Research groups usually comprise of 1 faculty and 6-8 PhD students (perhaps 1-2 PostDoc). A quick survey on the publishing rate of current research active faculty over the past 17 years yields: 1794 publications which is 106 per annum and 4.2 per faculty per year. There is a wide spread of individual publishing rates. Also, young faculty (assistant professors) would obviously not have published over the past 17 years.

The overheads carried by research projects are 52 %. Hence, most faculty are actively seeking unrestricted gifts from industry. Typically, industrial projects amount to $ 50k to $ 100k. NSF funding can be up to $500k (e.g. Presidential Early Career Award).

• "I slice off money from industrial projects to do ‘exciting’ projects (typical $100,000 grant)"

There were some comments about the exclusivity of NSF Directorates.

• "Engineering directorate NSF funds Chemistry, Chem Eng but Chemistry directorate NSF funds only Chemistry"
• "the NSF is a Mafia"
• "without having done a post doc to establish credibility with funding agencies difficult particularly if new area"

There is a problem of continuity of funding for post-graduates.
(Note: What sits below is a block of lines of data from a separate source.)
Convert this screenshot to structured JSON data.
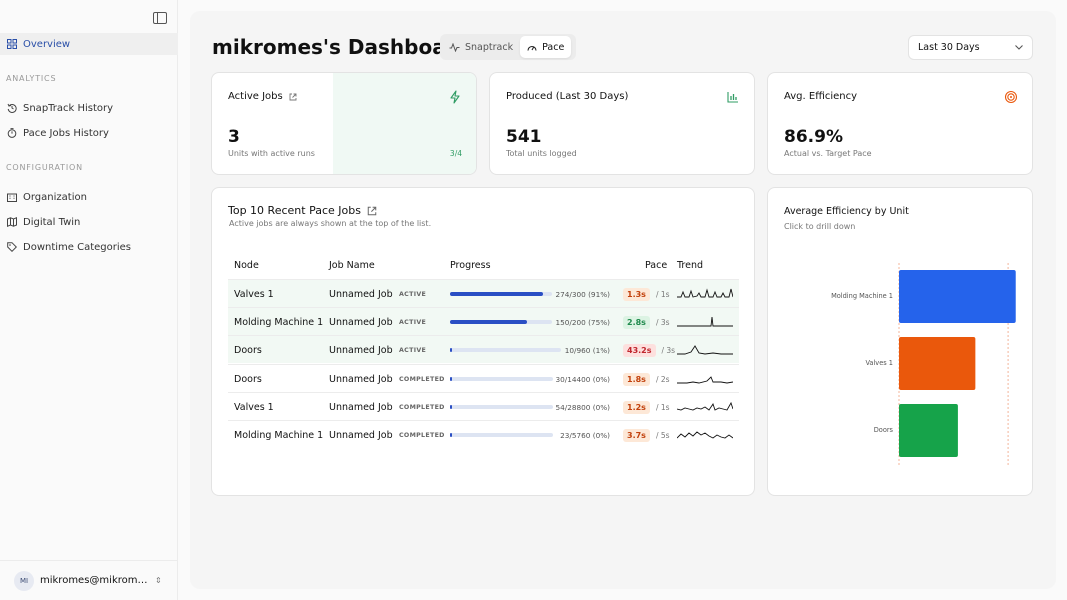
{
  "sidebar": {
    "overview": "Overview",
    "analytics_label": "ANALYTICS",
    "snaptrack_history": "SnapTrack History",
    "pace_jobs_history": "Pace Jobs History",
    "config_label": "CONFIGURATION",
    "organization": "Organization",
    "digital_twin": "Digital Twin",
    "downtime_categories": "Downtime Categories",
    "user_initials": "MI",
    "user_email": "mikromes@mikromes..."
  },
  "header": {
    "title": "mikromes's Dashboard",
    "tab_snaptrack": "Snaptrack",
    "tab_pace": "Pace",
    "range": "Last 30 Days"
  },
  "stats": {
    "active_jobs": {
      "title": "Active Jobs",
      "value": "3",
      "sub": "Units with active runs",
      "ratio": "3/4"
    },
    "produced": {
      "title": "Produced (Last 30 Days)",
      "value": "541",
      "sub": "Total units logged"
    },
    "efficiency": {
      "title": "Avg. Efficiency",
      "value": "86.9%",
      "sub": "Actual vs. Target Pace"
    }
  },
  "jobs": {
    "title": "Top 10 Recent Pace Jobs",
    "subtitle": "Active jobs are always shown at the top of the list.",
    "columns": {
      "node": "Node",
      "job_name": "Job Name",
      "progress": "Progress",
      "pace": "Pace",
      "trend": "Trend"
    },
    "rows": [
      {
        "node": "Valves 1",
        "job": "Unnamed Job",
        "status": "ACTIVE",
        "progress_text": "274/300 (91%)",
        "progress": 0.91,
        "pace": "1.3s",
        "pace_unit": "/ 1s",
        "pace_level": "warn"
      },
      {
        "node": "Molding Machine 1",
        "job": "Unnamed Job",
        "status": "ACTIVE",
        "progress_text": "150/200 (75%)",
        "progress": 0.75,
        "pace": "2.8s",
        "pace_unit": "/ 3s",
        "pace_level": "good"
      },
      {
        "node": "Doors",
        "job": "Unnamed Job",
        "status": "ACTIVE",
        "progress_text": "10/960 (1%)",
        "progress": 0.01,
        "pace": "43.2s",
        "pace_unit": "/ 3s",
        "pace_level": "bad"
      },
      {
        "node": "Doors",
        "job": "Unnamed Job",
        "status": "COMPLETED",
        "progress_text": "30/14400 (0%)",
        "progress": 0.002,
        "pace": "1.8s",
        "pace_unit": "/ 2s",
        "pace_level": "warn"
      },
      {
        "node": "Valves 1",
        "job": "Unnamed Job",
        "status": "COMPLETED",
        "progress_text": "54/28800 (0%)",
        "progress": 0.002,
        "pace": "1.2s",
        "pace_unit": "/ 1s",
        "pace_level": "warn"
      },
      {
        "node": "Molding Machine 1",
        "job": "Unnamed Job",
        "status": "COMPLETED",
        "progress_text": "23/5760 (0%)",
        "progress": 0.004,
        "pace": "3.7s",
        "pace_unit": "/ 5s",
        "pace_level": "warn"
      }
    ]
  },
  "efficiency_chart": {
    "title": "Average Efficiency by Unit",
    "subtitle": "Click to drill down"
  },
  "chart_data": {
    "type": "bar",
    "orientation": "horizontal",
    "categories": [
      "Molding Machine 1",
      "Valves 1",
      "Doors"
    ],
    "values": [
      107,
      70,
      54
    ],
    "colors": [
      "#2563eb",
      "#ea580c",
      "#16a34a"
    ],
    "reference_line": 100,
    "xlim": [
      0,
      110
    ]
  },
  "colors": {
    "accent": "#2a4fa8",
    "active_tint": "#f0f9f4",
    "good": "#2f9c63"
  }
}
Bridging was possible from the department for two months before assignment of p.g. to a project. Teaching assistant money may be used to run 5th year of some PhD students

• "all staff interact with local industr, there is less bureaucracy with industry –they can provide restricted/unconditional gifts (no overheads)."
• "believe areas of funding develop from needs in society

Eric Kaler, Prasad Dhurjati, Mark Barteau, Abraham Lenhoff, Andrew Zydney, Antony Beris, Stanley Sandler.